Synthesis and biological evaluation of jasplakinolide analogs and studies toward a total synthesis of neopeltolide

This dissertation comprises the design, synthesis, and biological evaluation of nine new jasplakinolide analogs and studies toward a total synthesis of neopeltolide. Dissertation Chapter 1 explains the rationale for analog design, synthetic strategy, and biological results for new jasplakinolide derivatives. Jasplakinolide is an F-actin-inducer and potent cytotoxic agent, which has the potential to treat cancer. The general synthesis path which allowed access to these analogs was based on a previous route designed by our group for the synthesis of jasplakinolide. Key reactions include a Yamaguchi macrolactonization step, an Evans' syn-aldol reaction, and an efficient ortho-ester Claisen rearrangement. Structural changes to the non-peptide portion of jasplakinolide produced analogs which maintained potent anticancer activity. One compound, which has shown similar activity to jasplakinolide, was accessed via a simplified synthetic scheme and was less structurally complex than the parent molecule. This simplified analog presents an advantageous platform for further derivative studies. Chapter 2 of this dissertation details research toward a total synthesis of the marine natural product (+)-neopeltolide.

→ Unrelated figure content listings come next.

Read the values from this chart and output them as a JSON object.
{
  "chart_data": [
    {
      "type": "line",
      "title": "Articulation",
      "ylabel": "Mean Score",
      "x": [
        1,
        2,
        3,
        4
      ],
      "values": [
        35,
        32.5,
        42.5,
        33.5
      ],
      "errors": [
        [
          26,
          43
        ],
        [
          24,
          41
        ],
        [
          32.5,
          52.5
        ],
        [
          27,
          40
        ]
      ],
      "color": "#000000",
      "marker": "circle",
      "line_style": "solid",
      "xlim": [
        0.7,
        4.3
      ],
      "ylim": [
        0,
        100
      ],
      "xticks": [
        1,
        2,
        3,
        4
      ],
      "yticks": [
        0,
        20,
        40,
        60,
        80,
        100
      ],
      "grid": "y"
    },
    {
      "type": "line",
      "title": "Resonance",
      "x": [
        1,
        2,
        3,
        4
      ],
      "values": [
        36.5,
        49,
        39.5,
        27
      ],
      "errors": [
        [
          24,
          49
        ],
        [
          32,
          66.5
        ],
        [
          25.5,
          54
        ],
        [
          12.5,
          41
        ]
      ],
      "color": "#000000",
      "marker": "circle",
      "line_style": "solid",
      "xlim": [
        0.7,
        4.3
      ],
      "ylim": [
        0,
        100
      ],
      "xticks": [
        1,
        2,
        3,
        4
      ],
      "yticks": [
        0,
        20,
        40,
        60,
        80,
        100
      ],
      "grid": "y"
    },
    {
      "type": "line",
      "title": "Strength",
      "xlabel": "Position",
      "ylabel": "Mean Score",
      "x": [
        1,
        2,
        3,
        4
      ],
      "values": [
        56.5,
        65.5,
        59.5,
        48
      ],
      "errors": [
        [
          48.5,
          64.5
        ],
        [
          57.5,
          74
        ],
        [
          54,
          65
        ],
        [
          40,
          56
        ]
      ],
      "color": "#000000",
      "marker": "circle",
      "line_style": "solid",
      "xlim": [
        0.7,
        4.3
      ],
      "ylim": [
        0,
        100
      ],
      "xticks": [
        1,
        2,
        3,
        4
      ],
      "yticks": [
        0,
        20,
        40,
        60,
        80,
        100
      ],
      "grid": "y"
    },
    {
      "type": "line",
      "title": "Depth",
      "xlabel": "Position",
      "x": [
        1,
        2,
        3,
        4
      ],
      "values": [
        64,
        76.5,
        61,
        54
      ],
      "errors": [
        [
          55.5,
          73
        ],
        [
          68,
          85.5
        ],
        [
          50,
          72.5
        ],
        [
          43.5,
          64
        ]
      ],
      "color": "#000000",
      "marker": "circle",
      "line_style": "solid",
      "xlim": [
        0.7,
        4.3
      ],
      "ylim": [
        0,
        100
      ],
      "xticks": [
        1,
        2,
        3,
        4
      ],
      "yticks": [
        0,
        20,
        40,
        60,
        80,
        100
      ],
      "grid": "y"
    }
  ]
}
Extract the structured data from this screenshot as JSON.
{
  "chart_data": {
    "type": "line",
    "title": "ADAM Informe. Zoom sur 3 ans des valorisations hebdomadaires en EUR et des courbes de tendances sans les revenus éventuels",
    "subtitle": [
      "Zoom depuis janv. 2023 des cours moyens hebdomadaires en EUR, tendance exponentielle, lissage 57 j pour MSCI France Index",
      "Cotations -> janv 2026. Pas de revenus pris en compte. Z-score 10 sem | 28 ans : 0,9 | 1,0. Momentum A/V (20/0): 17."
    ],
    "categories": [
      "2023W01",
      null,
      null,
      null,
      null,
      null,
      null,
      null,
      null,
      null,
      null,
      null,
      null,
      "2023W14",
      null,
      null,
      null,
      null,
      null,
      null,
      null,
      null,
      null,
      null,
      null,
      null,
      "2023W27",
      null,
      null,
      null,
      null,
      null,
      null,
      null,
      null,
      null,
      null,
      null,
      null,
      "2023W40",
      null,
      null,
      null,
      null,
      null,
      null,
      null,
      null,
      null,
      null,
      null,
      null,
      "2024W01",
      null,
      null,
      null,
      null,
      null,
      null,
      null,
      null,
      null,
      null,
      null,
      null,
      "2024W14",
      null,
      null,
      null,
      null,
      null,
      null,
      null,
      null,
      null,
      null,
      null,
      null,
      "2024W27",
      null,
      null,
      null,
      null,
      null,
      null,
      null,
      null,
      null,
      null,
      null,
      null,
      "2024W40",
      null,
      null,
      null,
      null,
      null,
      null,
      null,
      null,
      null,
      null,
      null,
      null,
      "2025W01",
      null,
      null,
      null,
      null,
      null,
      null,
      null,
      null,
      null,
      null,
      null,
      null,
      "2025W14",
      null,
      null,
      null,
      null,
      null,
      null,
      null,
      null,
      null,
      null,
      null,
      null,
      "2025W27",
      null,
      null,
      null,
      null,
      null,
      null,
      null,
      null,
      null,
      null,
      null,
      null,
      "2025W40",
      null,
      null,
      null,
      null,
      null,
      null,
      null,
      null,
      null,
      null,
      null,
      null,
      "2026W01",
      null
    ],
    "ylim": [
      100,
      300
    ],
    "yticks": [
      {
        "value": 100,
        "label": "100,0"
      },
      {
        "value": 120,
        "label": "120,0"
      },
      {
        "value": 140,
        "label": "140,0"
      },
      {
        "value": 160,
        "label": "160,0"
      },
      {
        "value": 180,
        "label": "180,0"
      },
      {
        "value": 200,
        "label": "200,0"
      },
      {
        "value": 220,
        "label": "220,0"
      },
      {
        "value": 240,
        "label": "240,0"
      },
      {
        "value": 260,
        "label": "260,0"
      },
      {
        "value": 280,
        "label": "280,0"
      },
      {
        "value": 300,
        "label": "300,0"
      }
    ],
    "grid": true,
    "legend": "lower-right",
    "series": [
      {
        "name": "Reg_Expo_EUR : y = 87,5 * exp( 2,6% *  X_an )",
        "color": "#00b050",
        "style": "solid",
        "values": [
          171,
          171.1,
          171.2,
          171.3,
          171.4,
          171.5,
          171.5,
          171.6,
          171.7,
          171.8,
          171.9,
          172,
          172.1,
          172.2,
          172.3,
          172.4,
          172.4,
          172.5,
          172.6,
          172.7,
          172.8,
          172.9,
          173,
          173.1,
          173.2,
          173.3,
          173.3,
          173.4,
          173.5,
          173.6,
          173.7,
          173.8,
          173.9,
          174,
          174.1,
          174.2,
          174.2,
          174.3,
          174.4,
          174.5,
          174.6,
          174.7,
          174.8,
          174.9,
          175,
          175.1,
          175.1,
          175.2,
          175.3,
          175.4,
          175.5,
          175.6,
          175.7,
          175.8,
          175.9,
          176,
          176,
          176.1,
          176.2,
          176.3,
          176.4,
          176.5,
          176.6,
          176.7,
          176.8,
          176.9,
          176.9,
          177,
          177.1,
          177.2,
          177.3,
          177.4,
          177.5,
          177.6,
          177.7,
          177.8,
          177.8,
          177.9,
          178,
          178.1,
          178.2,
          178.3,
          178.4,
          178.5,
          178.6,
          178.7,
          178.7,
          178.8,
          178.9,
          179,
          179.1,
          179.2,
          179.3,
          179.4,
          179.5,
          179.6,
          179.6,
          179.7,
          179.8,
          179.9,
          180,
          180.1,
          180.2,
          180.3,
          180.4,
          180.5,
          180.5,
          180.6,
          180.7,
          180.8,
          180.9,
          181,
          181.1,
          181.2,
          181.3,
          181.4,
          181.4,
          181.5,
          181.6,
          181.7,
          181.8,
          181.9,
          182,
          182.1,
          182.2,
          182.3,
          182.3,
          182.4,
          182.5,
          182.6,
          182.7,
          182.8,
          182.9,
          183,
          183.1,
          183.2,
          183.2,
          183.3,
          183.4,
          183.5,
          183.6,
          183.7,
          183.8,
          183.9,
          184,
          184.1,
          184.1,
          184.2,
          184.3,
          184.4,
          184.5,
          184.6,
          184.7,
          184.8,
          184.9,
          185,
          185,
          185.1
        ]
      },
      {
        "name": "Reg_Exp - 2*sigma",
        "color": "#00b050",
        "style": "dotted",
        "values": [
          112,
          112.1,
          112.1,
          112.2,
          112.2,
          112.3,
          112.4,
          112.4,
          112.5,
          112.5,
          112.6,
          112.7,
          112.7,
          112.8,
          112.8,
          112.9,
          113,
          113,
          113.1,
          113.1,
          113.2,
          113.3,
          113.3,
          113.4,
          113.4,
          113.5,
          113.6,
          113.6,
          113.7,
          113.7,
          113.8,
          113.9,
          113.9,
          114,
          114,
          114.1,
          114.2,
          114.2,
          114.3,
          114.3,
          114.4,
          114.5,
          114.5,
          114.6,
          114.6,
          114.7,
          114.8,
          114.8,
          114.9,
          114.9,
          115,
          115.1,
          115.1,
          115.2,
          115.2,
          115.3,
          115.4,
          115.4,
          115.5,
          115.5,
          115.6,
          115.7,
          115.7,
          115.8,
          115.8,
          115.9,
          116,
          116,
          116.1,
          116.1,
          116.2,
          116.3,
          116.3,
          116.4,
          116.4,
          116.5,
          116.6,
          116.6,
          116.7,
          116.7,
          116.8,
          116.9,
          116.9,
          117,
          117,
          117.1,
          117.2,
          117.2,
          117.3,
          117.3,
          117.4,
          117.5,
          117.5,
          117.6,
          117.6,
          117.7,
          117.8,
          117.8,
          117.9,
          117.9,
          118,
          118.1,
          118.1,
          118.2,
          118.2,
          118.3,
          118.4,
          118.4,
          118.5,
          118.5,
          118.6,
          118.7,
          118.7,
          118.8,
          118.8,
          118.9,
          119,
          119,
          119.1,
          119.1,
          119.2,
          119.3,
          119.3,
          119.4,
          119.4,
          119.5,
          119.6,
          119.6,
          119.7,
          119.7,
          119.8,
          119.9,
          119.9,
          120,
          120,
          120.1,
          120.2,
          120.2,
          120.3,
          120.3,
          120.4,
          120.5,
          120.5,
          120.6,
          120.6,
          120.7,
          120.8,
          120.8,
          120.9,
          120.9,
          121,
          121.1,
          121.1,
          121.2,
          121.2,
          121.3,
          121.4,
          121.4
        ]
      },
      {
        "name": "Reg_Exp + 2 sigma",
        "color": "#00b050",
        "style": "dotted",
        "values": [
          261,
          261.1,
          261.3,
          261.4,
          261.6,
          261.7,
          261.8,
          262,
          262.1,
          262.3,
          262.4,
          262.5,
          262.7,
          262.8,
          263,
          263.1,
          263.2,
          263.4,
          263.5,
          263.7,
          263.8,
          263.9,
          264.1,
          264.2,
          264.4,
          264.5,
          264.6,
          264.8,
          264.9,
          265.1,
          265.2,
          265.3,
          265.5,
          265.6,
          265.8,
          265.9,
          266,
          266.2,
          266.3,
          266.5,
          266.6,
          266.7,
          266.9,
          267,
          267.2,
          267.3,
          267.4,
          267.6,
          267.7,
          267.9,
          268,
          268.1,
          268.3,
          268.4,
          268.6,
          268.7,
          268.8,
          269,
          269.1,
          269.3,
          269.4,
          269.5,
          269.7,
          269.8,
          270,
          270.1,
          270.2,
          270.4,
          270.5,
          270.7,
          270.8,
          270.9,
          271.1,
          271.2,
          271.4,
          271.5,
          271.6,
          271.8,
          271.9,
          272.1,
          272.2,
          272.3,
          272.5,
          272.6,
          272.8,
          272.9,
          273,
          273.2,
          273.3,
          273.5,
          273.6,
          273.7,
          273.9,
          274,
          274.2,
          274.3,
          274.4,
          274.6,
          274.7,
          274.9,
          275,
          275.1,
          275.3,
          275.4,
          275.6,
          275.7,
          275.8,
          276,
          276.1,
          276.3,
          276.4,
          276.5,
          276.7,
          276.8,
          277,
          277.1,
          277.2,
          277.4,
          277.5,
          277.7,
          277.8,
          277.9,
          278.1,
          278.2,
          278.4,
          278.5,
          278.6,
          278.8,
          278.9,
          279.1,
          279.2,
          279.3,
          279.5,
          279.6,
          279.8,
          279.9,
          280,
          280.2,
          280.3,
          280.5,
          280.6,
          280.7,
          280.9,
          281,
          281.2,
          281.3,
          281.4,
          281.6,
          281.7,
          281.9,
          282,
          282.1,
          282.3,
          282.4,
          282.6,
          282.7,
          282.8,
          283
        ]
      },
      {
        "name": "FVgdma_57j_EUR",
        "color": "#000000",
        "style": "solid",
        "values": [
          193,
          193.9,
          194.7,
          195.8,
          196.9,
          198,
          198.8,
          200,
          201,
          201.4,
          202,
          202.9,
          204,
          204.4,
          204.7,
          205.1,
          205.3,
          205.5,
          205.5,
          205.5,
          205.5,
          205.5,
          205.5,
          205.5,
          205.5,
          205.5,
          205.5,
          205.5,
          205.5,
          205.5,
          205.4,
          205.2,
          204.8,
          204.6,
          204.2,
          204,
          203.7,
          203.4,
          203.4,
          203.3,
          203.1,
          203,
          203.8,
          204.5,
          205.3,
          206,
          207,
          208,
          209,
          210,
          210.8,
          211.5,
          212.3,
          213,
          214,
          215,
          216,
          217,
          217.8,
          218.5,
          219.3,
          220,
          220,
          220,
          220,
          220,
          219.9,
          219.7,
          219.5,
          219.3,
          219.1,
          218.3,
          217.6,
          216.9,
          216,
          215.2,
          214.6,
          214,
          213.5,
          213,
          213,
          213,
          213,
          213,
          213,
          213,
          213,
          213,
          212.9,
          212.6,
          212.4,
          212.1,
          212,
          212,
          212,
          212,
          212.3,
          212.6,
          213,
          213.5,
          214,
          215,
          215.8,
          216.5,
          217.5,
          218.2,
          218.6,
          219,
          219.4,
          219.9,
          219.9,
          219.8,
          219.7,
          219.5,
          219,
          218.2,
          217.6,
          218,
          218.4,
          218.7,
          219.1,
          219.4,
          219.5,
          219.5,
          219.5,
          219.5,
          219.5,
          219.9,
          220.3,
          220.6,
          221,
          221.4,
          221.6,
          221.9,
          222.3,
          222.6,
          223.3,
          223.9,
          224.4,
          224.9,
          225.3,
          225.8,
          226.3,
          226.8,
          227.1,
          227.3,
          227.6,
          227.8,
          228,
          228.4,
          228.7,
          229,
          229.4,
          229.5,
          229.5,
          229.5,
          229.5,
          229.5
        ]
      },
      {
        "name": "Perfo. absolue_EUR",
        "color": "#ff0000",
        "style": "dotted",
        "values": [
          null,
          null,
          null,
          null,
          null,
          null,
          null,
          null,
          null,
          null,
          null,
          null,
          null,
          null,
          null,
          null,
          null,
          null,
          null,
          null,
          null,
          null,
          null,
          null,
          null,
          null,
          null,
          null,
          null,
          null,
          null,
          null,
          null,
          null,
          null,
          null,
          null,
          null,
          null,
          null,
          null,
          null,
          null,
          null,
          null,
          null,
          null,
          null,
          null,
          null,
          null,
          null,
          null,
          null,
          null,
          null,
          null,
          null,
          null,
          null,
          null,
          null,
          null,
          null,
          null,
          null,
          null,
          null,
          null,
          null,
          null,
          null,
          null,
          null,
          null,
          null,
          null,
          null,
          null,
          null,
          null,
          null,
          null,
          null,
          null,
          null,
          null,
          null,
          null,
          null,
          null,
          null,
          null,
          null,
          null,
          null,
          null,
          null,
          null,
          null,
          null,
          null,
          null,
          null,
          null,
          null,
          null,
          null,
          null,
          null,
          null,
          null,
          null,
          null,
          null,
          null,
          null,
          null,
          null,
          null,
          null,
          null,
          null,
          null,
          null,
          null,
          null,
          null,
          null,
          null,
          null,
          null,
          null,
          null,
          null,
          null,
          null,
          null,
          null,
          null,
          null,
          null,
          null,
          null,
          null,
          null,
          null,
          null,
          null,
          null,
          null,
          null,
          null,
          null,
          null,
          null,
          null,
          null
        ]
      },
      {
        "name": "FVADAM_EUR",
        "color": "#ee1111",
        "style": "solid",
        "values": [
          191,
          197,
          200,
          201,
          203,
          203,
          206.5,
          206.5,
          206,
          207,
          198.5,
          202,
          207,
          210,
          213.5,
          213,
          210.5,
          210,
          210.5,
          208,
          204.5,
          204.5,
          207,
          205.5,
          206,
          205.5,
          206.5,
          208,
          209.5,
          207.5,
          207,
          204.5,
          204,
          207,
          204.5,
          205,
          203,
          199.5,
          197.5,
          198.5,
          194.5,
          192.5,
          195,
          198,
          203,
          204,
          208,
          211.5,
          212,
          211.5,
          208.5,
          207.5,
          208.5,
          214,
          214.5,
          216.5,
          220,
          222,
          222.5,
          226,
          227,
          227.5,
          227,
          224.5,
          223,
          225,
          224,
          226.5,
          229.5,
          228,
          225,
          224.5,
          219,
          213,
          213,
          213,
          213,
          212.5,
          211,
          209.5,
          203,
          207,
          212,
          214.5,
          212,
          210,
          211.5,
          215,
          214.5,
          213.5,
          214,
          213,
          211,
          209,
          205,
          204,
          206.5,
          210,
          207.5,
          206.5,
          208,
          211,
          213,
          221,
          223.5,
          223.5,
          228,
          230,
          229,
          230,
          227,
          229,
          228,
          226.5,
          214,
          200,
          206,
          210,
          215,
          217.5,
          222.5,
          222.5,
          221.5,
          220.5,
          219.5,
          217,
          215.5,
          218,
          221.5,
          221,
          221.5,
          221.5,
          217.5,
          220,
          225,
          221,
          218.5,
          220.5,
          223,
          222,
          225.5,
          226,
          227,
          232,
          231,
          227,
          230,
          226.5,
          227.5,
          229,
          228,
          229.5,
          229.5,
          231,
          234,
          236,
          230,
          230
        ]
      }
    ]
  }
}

Neopeltolide has shown impressive biological activity, including selectivity for certain cancer cell lines. Our synthetic strategy allowed for the construction of the macrocyclic core by utilizing a hetero Diels-Alder reaction catalyzed by Jacobsen's chromium tridentate complex. Additional key reactions include a Horner-Wadsworth-Emmons reaction, a Yamaguchi macrolactonization, and two Brown asymmetric allylations. Also described in this chapter is the recent progress toward a novel synthesis of the oxazole side chain of neopeltolide. The key reactions for the synthesis of the oxazole side chain are a copper-zinc coupling and a Wipf-type cyclodehydration reaction to form the oxazole ring. This approach to the oxazole side chain and the macrolactone should allow for access to novel derivatives.